Despite its adverse environmental impact, brands continue to use polyester because it's durable, versatile, lightweight, and often cheaper. However, as more and more shoppers begin to rethink the impact of their purchases, brands are facing growing pressure to improve their environmental footprint.
Aware of the adverse ecological effects of virgin synthetic fibers, from luxury to sportswear, contemporary to fast fashion, brands have come to rely on recycled plastic (rPET) as an essential part of their ‘sustainable’ materials portfolio. However, recycled polyester isn't the sustainability silver bullet brands want it to be.
Virtually all rPET used in clothing comes from post-consumer PET (water) bottles, not existing textiles.
Why?
Because textile-to-textile recycling is no easy task.
To accelerate recycling efforts, advancements still need to be made in the technology. The infrastructure for cost-effectively collecting and sorting textiles based on fiber composition needs to be established. Investment needs to increase, and conceptually, there needs to be a mindset shift that values old clothes as feedstock, not waste.
Until achieved, closing the loop through textile-to-textile recycling remains in its infancy. As a result, less than one percent of textiles are recycled into new materials — most of which are downcycled into lower-value materials like insulation and mattress stuffing which are eventually landfilled or incinerated.
For brands, recycled polyester is an opportunity to get the material benefits of polyester without the environmental footprint of virgin fibers while underscoring their commitment to sustainability to customers by promoting their material choice as a circular solution. However, without a viable solution for recycling clothing at scale, most polyester will go to the landfill at its end of life, whether recycled or virgin.
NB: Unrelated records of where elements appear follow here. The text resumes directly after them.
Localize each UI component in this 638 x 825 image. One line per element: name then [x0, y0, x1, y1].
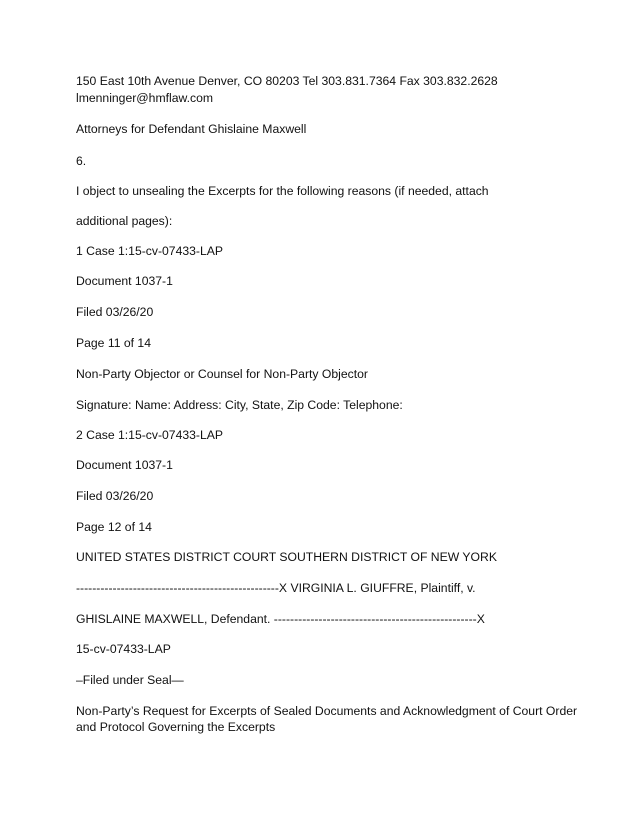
attorneys-line: Attorneys for Defendant Ghislaine Maxwell — [76, 122, 307, 136]
document-number-line-2: Document 1037-1 — [76, 458, 173, 472]
case-number-line-1: 1 Case 1:15-cv-07433-LAP — [76, 244, 224, 258]
signature-fields-line: Signature: Name: Address: City, State, Zip Code: Telephone: — [76, 398, 403, 412]
page-number-line-2: Page 12 of 14 — [76, 520, 152, 534]
objection-text-line-1: I object to unsealing the Excerpts for the following reasons (if needed, attach — [76, 184, 489, 198]
case-number-line-2: 2 Case 1:15-cv-07433-LAP — [76, 428, 224, 442]
filed-date-line-2: Filed 03/26/20 — [76, 489, 154, 503]
section-number: 6. — [76, 154, 87, 168]
request-title-line-1: Non-Party’s Request for Excerpts of Sealed Documents and Acknowledgment of Court Order — [76, 704, 578, 718]
defendant-caption-line: GHISLAINE MAXWELL, Defendant. --------------------------------------------------X — [76, 612, 485, 626]
court-caption-line: UNITED STATES DISTRICT COURT SOUTHERN DISTRICT OF NEW YORK — [76, 550, 497, 564]
request-title-line-2: and Protocol Governing the Excerpts — [76, 720, 276, 734]
document-number-line-1: Document 1037-1 — [76, 274, 173, 288]
filed-under-seal-line: –Filed under Seal— — [76, 673, 184, 687]
filed-date-line-1: Filed 03/26/20 — [76, 305, 154, 319]
objector-heading: Non-Party Objector or Counsel for Non-Party Objector — [76, 367, 368, 381]
objection-text-line-2: additional pages): — [76, 214, 173, 228]
firm-email-line: lmenninger@hmflaw.com — [76, 91, 214, 105]
civil-case-number: 15-cv-07433-LAP — [76, 642, 171, 656]
plaintiff-caption-line: --------------------------------------------------X VIRGINIA L. GIUFFRE, Plaintiff, v. — [76, 581, 476, 595]
page-number-line-1: Page 11 of 14 — [76, 336, 151, 350]
firm-address-line: 150 East 10th Avenue Denver, CO 80203 Tel 303.831.7364 Fax 303.832.2628 — [76, 74, 498, 88]
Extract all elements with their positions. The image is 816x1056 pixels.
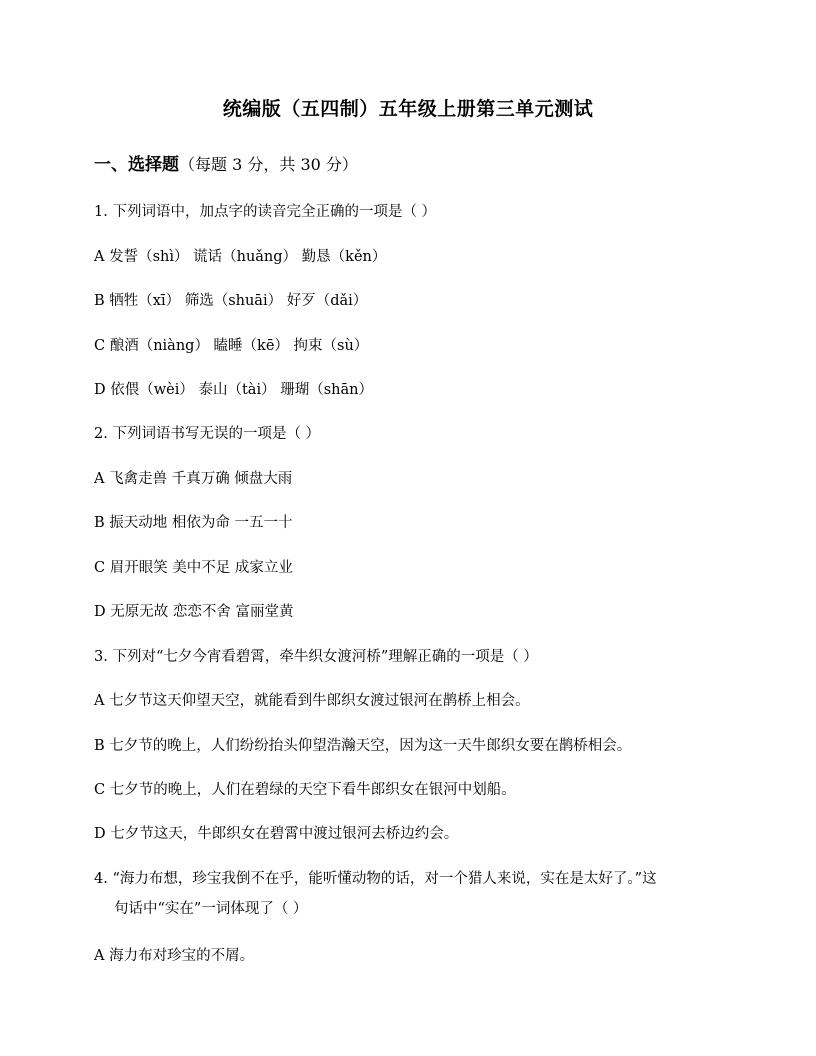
q4-option-a: A 海力布对珍宝的不屑。 (94, 948, 255, 964)
q3-option-d: D 七夕节这天，牛郎织女在碧霄中渡过银河去桥边约会。 (94, 826, 459, 842)
section-heading-note: （每题 3 分，共 30 分） (179, 155, 358, 174)
section-heading (94, 150, 358, 175)
question-3: 3. 下列对“七夕今宵看碧霄，牵牛织女渡河桥”理解正确的一项是（ ） (94, 649, 538, 665)
q3-option-c: C 七夕节的晚上，人们在碧绿的天空下看牛郎织女在银河中划船。 (94, 782, 516, 798)
document-title: 统编版（五四制）五年级上册第三单元测试 (222, 98, 594, 120)
q3-option-b: B 七夕节的晚上，人们纷纷抬头仰望浩瀚天空，因为这一天牛郎织女要在鹊桥相会。 (94, 738, 632, 754)
question-4-line-2: 句话中“实在”一词体现了（ ） (114, 901, 308, 917)
question-2: 2. 下列词语书写无误的一项是（ ） (94, 426, 321, 442)
q1-option-d: D 依偎（wèi） 泰山（tài） 珊瑚（shān） (94, 382, 373, 398)
question-4-line-1: 4. “海力布想，珍宝我倒不在乎，能听懂动物的话，对一个猎人来说，实在是太好了。”这 (94, 871, 657, 887)
q2-option-c: C 眉开眼笑 美中不足 成家立业 (94, 560, 293, 576)
q2-option-a: A 飞禽走兽 千真万确 倾盘大雨 (94, 471, 293, 487)
question-1: 1. 下列词语中，加点字的读音完全正确的一项是（ ） (94, 204, 437, 220)
q1-option-b: B 牺牲（xī） 筛选（shuāi） 好歹（dǎi） (94, 293, 368, 309)
q3-option-a: A 七夕节这天仰望天空，就能看到牛郎织女渡过银河在鹊桥上相会。 (94, 693, 530, 709)
q2-option-d: D 无原无故 恋恋不舍 富丽堂黄 (94, 604, 294, 620)
section-heading-label: 一、选择题 (94, 155, 179, 175)
q1-option-a: A 发誓（shì） 谎话（huǎng） 勤恳（kěn） (94, 249, 387, 265)
q2-option-b: B 振天动地 相依为命 一五一十 (94, 515, 293, 531)
q1-option-c: C 酿酒（niàng） 瞌睡（kē） 拘束（sù） (94, 338, 369, 354)
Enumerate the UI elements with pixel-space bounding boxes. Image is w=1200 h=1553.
For this reason, critics of the fashion industry's adoption of plastic waste as feedstock say rPET is a smokescreen to help brands sell clothes but does little to help the environment. Critics also warn that the industry is doing more harm than good by diverting PET bottles from their established closed-loop system, where for the most part, they can be recycled into new plastic products. Instead, brands are creating more waste by disrupting this closed-loop system to turn plastic into clothing that is destined for landfill or incineration within the current infrastructure.
But fashion isn't the only industry turning to rPET to signal sustainability to its customers. From soft drinks to beauty products, as demand for rPET continues to ramp up, everyone, including fashion, is scrambling for recycled content as a way to check the sustainability box all while increasing its demand, competition, and price.
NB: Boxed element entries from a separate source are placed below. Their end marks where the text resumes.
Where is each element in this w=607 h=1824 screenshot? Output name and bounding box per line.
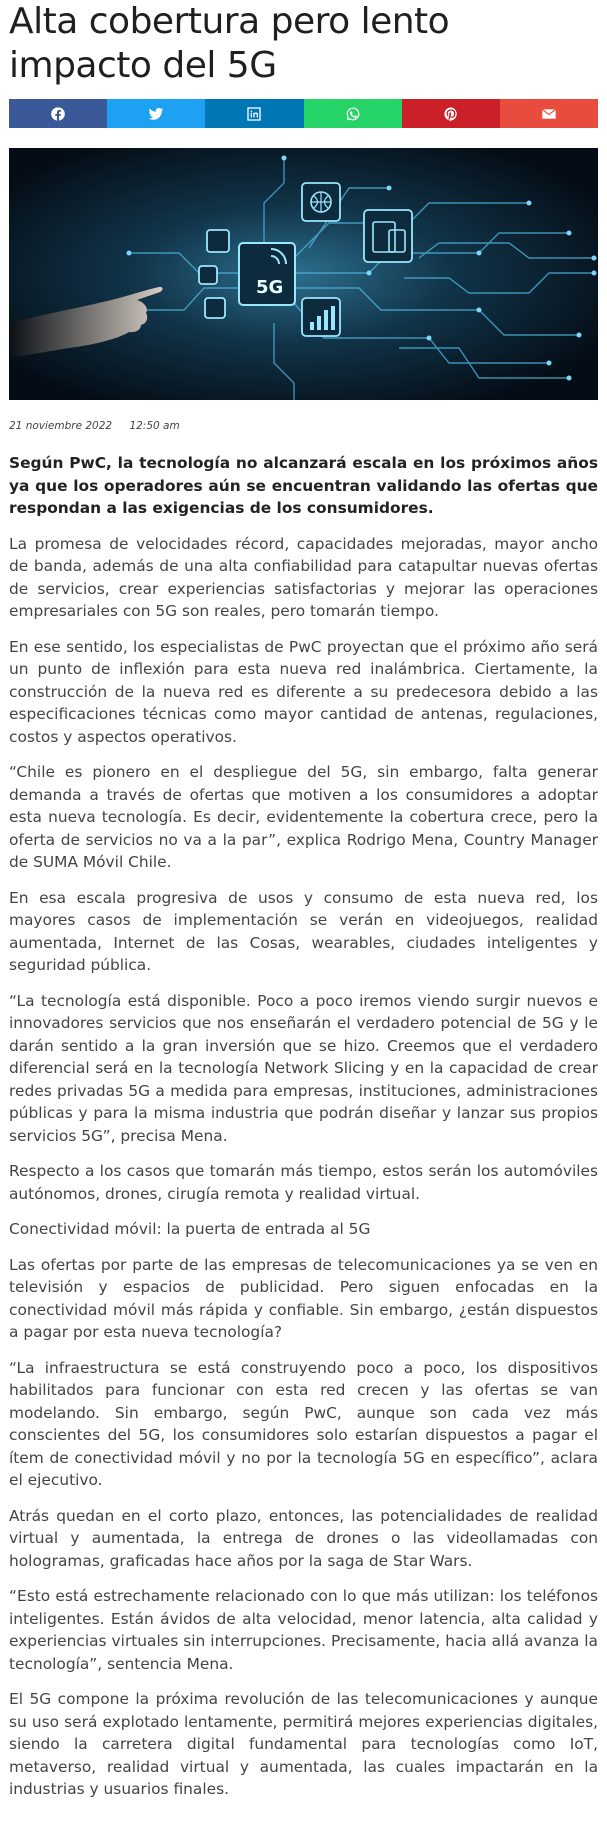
share-email-button[interactable] [500, 99, 598, 128]
article-paragraph: “Chile es pionero en el despliegue del 5G, sin embargo, falta generar demanda a través de ofertas que motiven a los consumidores a adoptar esta nueva tecnología. Es decir, evidentemente la cobertura crece, pero la oferta de servicios no va a la par”, explica Rodrigo Mena, Country Manager de SUMA Móvil Chile. [9, 763, 598, 871]
facebook-icon [50, 106, 66, 122]
email-icon [541, 106, 557, 122]
share-facebook-button[interactable] [9, 99, 107, 128]
whatsapp-icon [345, 106, 361, 122]
article-paragraph: “La infraestructura se está construyendo poco a poco, los dispositivos habilitados para funcionar con esta red crecen y las ofertas se van modelando. Sin embargo, según PwC, aunque son cada vez más conscientes del 5G, los consumidores solo estarían dispuestos a pagar el ítem de conectividad móvil y no por la tecnología 5G en específico”, aclara el ejecutivo. [9, 1358, 598, 1489]
article-paragraph: Respecto a los casos que tomarán más tiempo, estos serán los automóviles autónomos, drones, cirugía remota y realidad virtual. [9, 1162, 598, 1203]
article-date: 21 noviembre 2022 [9, 420, 113, 432]
linkedin-icon [246, 106, 262, 122]
article-body [9, 533, 598, 1801]
article-paragraph: El 5G compone la próxima revolución de las telecomunicaciones y aunque su uso será explotado lentamente, permitirá mejores experiencias digitales, siendo la carretera digital fundamental para tecnologías como IoT, metaverso, realidad virtual y aumentada, las cuales impactarán en la industrias y usuarios finales. [9, 1690, 598, 1798]
article-paragraph: En ese sentido, los especialistas de PwC proyectan que el próximo año será un punto de inflexión para esta nueva red inalámbrica. Ciertamente, la construcción de la nueva red es diferente a su predecesora debido a las especificaciones técnicas como mayor cantidad de antenas, regulaciones, costos y aspectos operativos. [9, 637, 598, 746]
article-paragraph: “Esto está estrechamente relacionado con lo que más utilizan: los teléfonos inteligentes. Están ávidos de alta velocidad, menor latencia, alta calidad y experiencias virtuales sin interrupciones. Precisamente, hacia allá avanza la tecnología”, sentencia Mena. [9, 1587, 598, 1673]
share-twitter-button[interactable] [107, 99, 205, 128]
article-paragraph: La promesa de velocidades récord, capacidades mejoradas, mayor ancho de banda, además de una alta confiabilidad para catapultar nuevas ofertas de servicios, crear experiencias satisfactorias y mejorar las operaciones empresariales con 5G son reales, pero tomarán tiempo. [9, 534, 598, 620]
article-paragraph: En esa escala progresiva de usos y consumo de esta nueva red, los mayores casos de implementación se verán en videojuegos, realidad aumentada, Internet de las Cosas, wearables, ciudades inteligentes y seguridad pública. [9, 888, 598, 974]
article-paragraph: Atrás quedan en el corto plazo, entonces, las potencialidades de realidad virtual y aumentada, la entrega de drones o las videollamadas con hologramas, graficadas hace años por la saga de Star Wars. [9, 1506, 598, 1570]
pinterest-icon [443, 106, 459, 122]
hero-5g-text: 5G [256, 277, 284, 298]
share-pinterest-button[interactable] [402, 99, 500, 128]
twitter-icon [148, 106, 164, 122]
article-meta [9, 420, 598, 436]
share-linkedin-button[interactable] [205, 99, 303, 128]
article-time: 12:50 am [129, 420, 180, 432]
article-paragraph: Las ofertas por parte de las empresas de telecomunicaciones ya se ven en televisión y espacios de publicidad. Pero siguen enfocadas en la conectividad móvil más rápida y confiable. Sin embargo, ¿están dispuestos a pagar por esta nueva tecnología? [9, 1255, 598, 1341]
article-paragraph: “La tecnología está disponible. Poco a poco iremos viendo surgir nuevos e innovadores servicios que nos enseñarán el verdadero potencial de 5G y le darán sentido a la gran inversión que se hizo. Creemos que el verdadero diferencial será en la tecnología Network Slicing y en la capacidad de crear redes privadas 5G a medida para empresas, instituciones, administraciones públicas y para la misma industria que podrán diseñar y lanzar sus propios servicios 5G”, precisa Mena. [9, 991, 598, 1145]
hero-image [9, 148, 598, 400]
article-lead: Según PwC, la tecnología no alcanzará escala en los próximos años ya que los operadores aún se encuentran validando las ofertas que respondan a las exigencias de los consumidores. [9, 454, 598, 517]
share-whatsapp-button[interactable] [304, 99, 402, 128]
article-title: Alta cobertura pero lento impacto del 5G [9, 1, 450, 86]
share-bar [9, 99, 598, 128]
article-subheading: Conectividad móvil: la puerta de entrada al 5G [9, 1220, 371, 1238]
For many industry experts, the increased demand and competition for post-consumer content emphasizes fashion's need to scale closed-loop recycling systems to ensure future feedstock supply, reduce the volume of waste going to landfills, and limit the extractive production of textiles. Still, critics have lingering concerns about using recycled synthetics in clothing, saying that recycled plastic is a short-term solution and doesn't address the elephant in the room or solve the underlying issue: the waste itself is not the problem but rather fashion's volume-based business model.
While the number of brands using recycled plastic is growing, efforts to eliminate their overall plastic use is less robust. It's here that many sustainability advocates say the potential for recycled plastic to deliver actual environmental benefits falls short. Rather than relying on recycling and recycled content to “save fashion,” critics say brands need to decrease their plastic consumption altogether and decouple profit from a volume-based model that relies on the continued growth and use of materials — particularly those that are synthetic.